You think President Obama has his hands full? Consider the Easter Bunny.
*
"Okay, are all the rabbits assembled? Right. Bunnies, rabbits, hares, I now present the new Easter Bunny, Peter Cottontail IV!"
"Thank, you, thank you all for that warm, cuddly reception. As the new Easter Bunny, I would first like to say that I am honored to have been your choice for this exalted office. I have just received a wire today from my opponent in the Easter Bunny election, Bugs Bunny, wishing me the best. He was very gracious.
"Now, to business. My fellow cute, long-eared creatures, there's no better time to be a rabbit. Hasenpfeffer is no longer in style. People no longer carry rabbit's feet for good luck. Animal testing is becoming uncool. Volkswagen no longer exploits our cuddliness by naming a small car after us. Our biggest problem has nothing to do with being rabbits.
"No, my fellow hares, the biggest problem facing us is Easter itself. As we all know, Easter Sunday always falls after the first full moon of spring. This is most unfortunate. After all, Easter is associated with flowers, bonnets, daffodils, and flowering trees. People think of me and think of spring. But under the current system of determining the date of Easter Sunday, Easter can fall in March. Remember 2008, when it fell on March 23, and it was 30 degrees out? Or 1970, when it fell on March 29, and there was a snowstorm? Santa Claus had to help deliver the eggs! My fellow bunnies, we can't abide by a system that puts Easter Sunday on a day when it can still feel like winter!
"So here's what I propose. We fix a better date for Easter Sunday in late April - say, the third or fourth Sunday of the month - to minimize, if not eliminate altogether, the threat of wintry Easters in the future! Any questions or comments?"
"Sir, this is a hare-brained scheme."
"Well, of course it is. We are hares."
"No, figuratively. It's dumb. If that were to be done, that would also permanently fix Ash Wednesday, Palm Sunday, Good Friday, and the Feast of the Ascension. Easter is a religious holiday. How are we going to change it?"

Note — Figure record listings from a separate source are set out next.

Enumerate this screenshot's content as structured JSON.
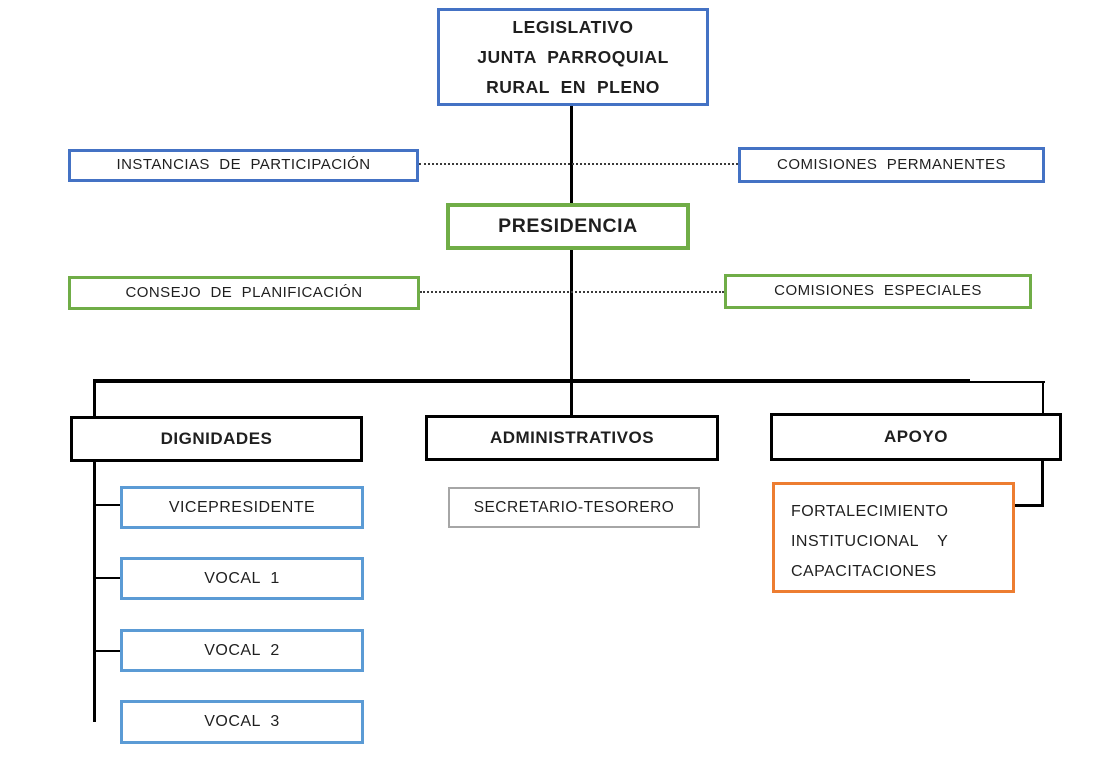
{
  "colors": {
    "blue": "#4472C4",
    "lightBlue": "#5B9BD5",
    "green": "#70AD47",
    "orange": "#ED7D31",
    "gray": "#A6A6A6",
    "line": "#000000",
    "text": "#1f1f1f"
  },
  "org_chart": {
    "legislativo": {
      "lines": [
        "LEGISLATIVO",
        "JUNTA PARROQUIAL",
        "RURAL EN PLENO"
      ]
    },
    "instancias": {
      "label": "INSTANCIAS DE PARTICIPACIÓN"
    },
    "comisiones_permanentes": {
      "label": "COMISIONES PERMANENTES"
    },
    "presidencia": {
      "label": "PRESIDENCIA"
    },
    "consejo_planificacion": {
      "label": "CONSEJO DE PLANIFICACIÓN"
    },
    "comisiones_especiales": {
      "label": "COMISIONES ESPECIALES"
    },
    "dignidades": {
      "label": "DIGNIDADES"
    },
    "administrativos": {
      "label": "ADMINISTRATIVOS"
    },
    "apoyo": {
      "label": "APOYO"
    },
    "vicepresidente": {
      "label": "VICEPRESIDENTE"
    },
    "vocal_1": {
      "label": "VOCAL 1"
    },
    "vocal_2": {
      "label": "VOCAL 2"
    },
    "vocal_3": {
      "label": "VOCAL 3"
    },
    "secretario_tesorero": {
      "label": "SECRETARIO-TESORERO"
    },
    "fortalecimiento": {
      "lines": [
        "FORTALECIMIENTO",
        "INSTITUCIONAL Y",
        "CAPACITACIONES"
      ]
    }
  }
}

"No problem, I'm meeting with Pope Francis on Monday to discuss it. He's cool."
"But sir, His Holiness comes from Argentina, where Easter falls in autumn. Will he even consider your idea? Will he even care?"

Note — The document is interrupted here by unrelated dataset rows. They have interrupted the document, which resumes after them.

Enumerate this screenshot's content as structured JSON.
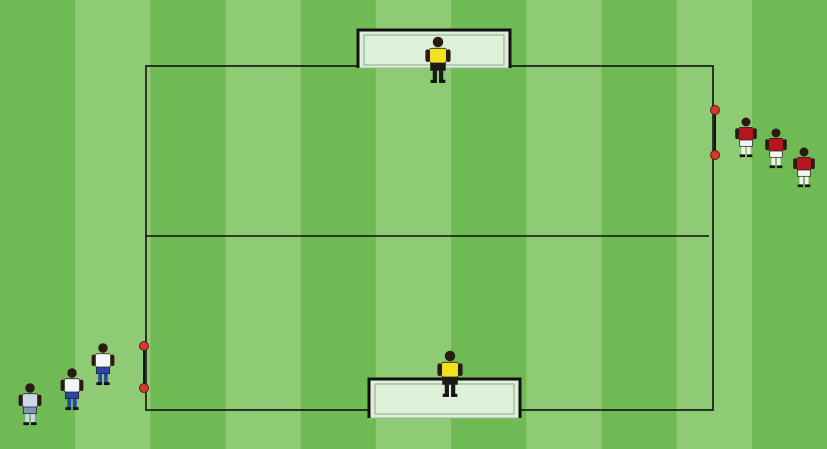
{
  "colors": {
    "stripe_dark": "#6fba55",
    "stripe_light": "#8fcb74",
    "line": "#111111",
    "goal_fill": "#dff0d8",
    "cone": "#d23a2e",
    "goalkeeper_shirt": "#f2e21b",
    "red_team_shirt": "#b8141d",
    "blue_team_shirt": "#2a47a8",
    "white_shorts": "#f4f4f4"
  },
  "drill": {
    "stripes": 11,
    "goalkeepers": [
      {
        "team": "goalkeeper",
        "goal": "top"
      },
      {
        "team": "goalkeeper",
        "goal": "bottom"
      }
    ],
    "red_team": {
      "players": 3,
      "side": "right"
    },
    "blue_team": {
      "players": 3,
      "side": "left"
    },
    "cone_gates": [
      {
        "side": "right",
        "cones": 2
      },
      {
        "side": "left",
        "cones": 2
      }
    ]
  }
}
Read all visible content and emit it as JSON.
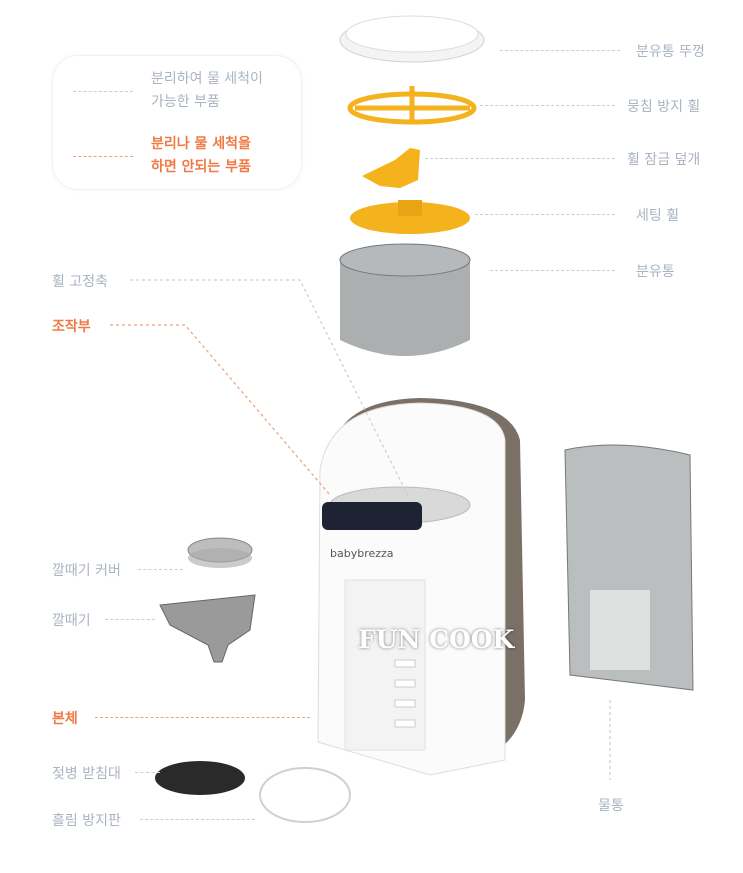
{
  "legend": {
    "washable": "분리하여 물 세척이\n가능한 부품",
    "washable_line1": "분리하여 물 세척이",
    "washable_line2": "가능한 부품",
    "not_washable_line1": "분리나 물 세척을",
    "not_washable_line2": "하면 안되는 부품"
  },
  "labels": {
    "lid": "분유통 뚜껑",
    "anti_clump_wheel": "뭉침 방지 휠",
    "wheel_lock_cover": "휠 잠금 덮개",
    "setting_wheel": "세팅 휠",
    "formula_container": "분유통",
    "wheel_shaft": "휠 고정축",
    "control_panel": "조작부",
    "funnel_cover": "깔때기 커버",
    "funnel": "깔때기",
    "body": "본체",
    "bottle_stand": "젖병 받침대",
    "drip_tray": "흘림 방지판",
    "water_tank": "물통"
  },
  "brand": "babybrezza",
  "watermark": "FUN COOK",
  "colors": {
    "washable": "#a9b4c2",
    "not_washable": "#f07a45",
    "part_yellow": "#f4b21c"
  }
}
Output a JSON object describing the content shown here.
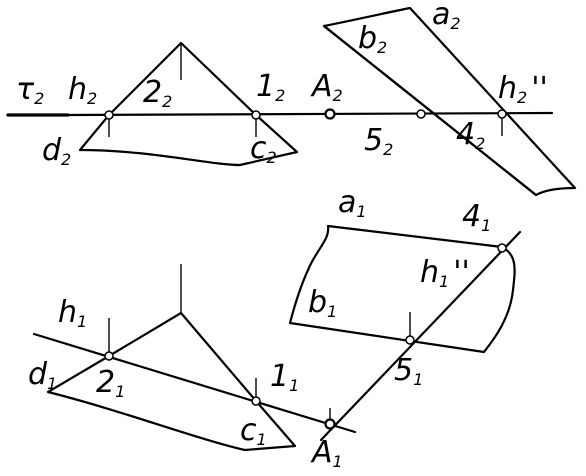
{
  "labels": {
    "tau2": {
      "main": "τ",
      "sub": "2"
    },
    "h2": {
      "main": "h",
      "sub": "2"
    },
    "l2_2": {
      "main": "2",
      "sub": "2"
    },
    "l1_2": {
      "main": "1",
      "sub": "2"
    },
    "A2": {
      "main": "A",
      "sub": "2"
    },
    "b2": {
      "main": "b",
      "sub": "2"
    },
    "a2": {
      "main": "a",
      "sub": "2"
    },
    "h2pp": {
      "main": "h",
      "sub": "2",
      "prime": "''"
    },
    "d2": {
      "main": "d",
      "sub": "2"
    },
    "c2": {
      "main": "c",
      "sub": "2"
    },
    "l5_2": {
      "main": "5",
      "sub": "2"
    },
    "l4_2": {
      "main": "4",
      "sub": "2"
    },
    "a1": {
      "main": "a",
      "sub": "1"
    },
    "l4_1": {
      "main": "4",
      "sub": "1"
    },
    "h1pp": {
      "main": "h",
      "sub": "1",
      "prime": "''"
    },
    "b1": {
      "main": "b",
      "sub": "1"
    },
    "h1": {
      "main": "h",
      "sub": "1"
    },
    "d1": {
      "main": "d",
      "sub": "1"
    },
    "l2_1": {
      "main": "2",
      "sub": "1"
    },
    "l1_1": {
      "main": "1",
      "sub": "1"
    },
    "c1": {
      "main": "c",
      "sub": "1"
    },
    "l5_1": {
      "main": "5",
      "sub": "1"
    },
    "A1": {
      "main": "A",
      "sub": "1"
    }
  }
}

"Of course he will. I work for the kids. He loves kids."
"The Archbishop of Canterbury might be a problem, sir."
"I'm having tea with him on Thursday."
"Anything else, sir?"
"We have to re-negotiate our wholesale chocolate egg purchases with our candy suppliers. Also, we have to deal with the competition from Snoopy."
"The Easter Beagle?"
"Yes. We have anti-trust exemption, he shouldn't be allowed to compete against us."
"Pick a fight with Snoopy? Now that's a hare-brained scheme!"
*
It's all in a day's work for the Easter Bunny.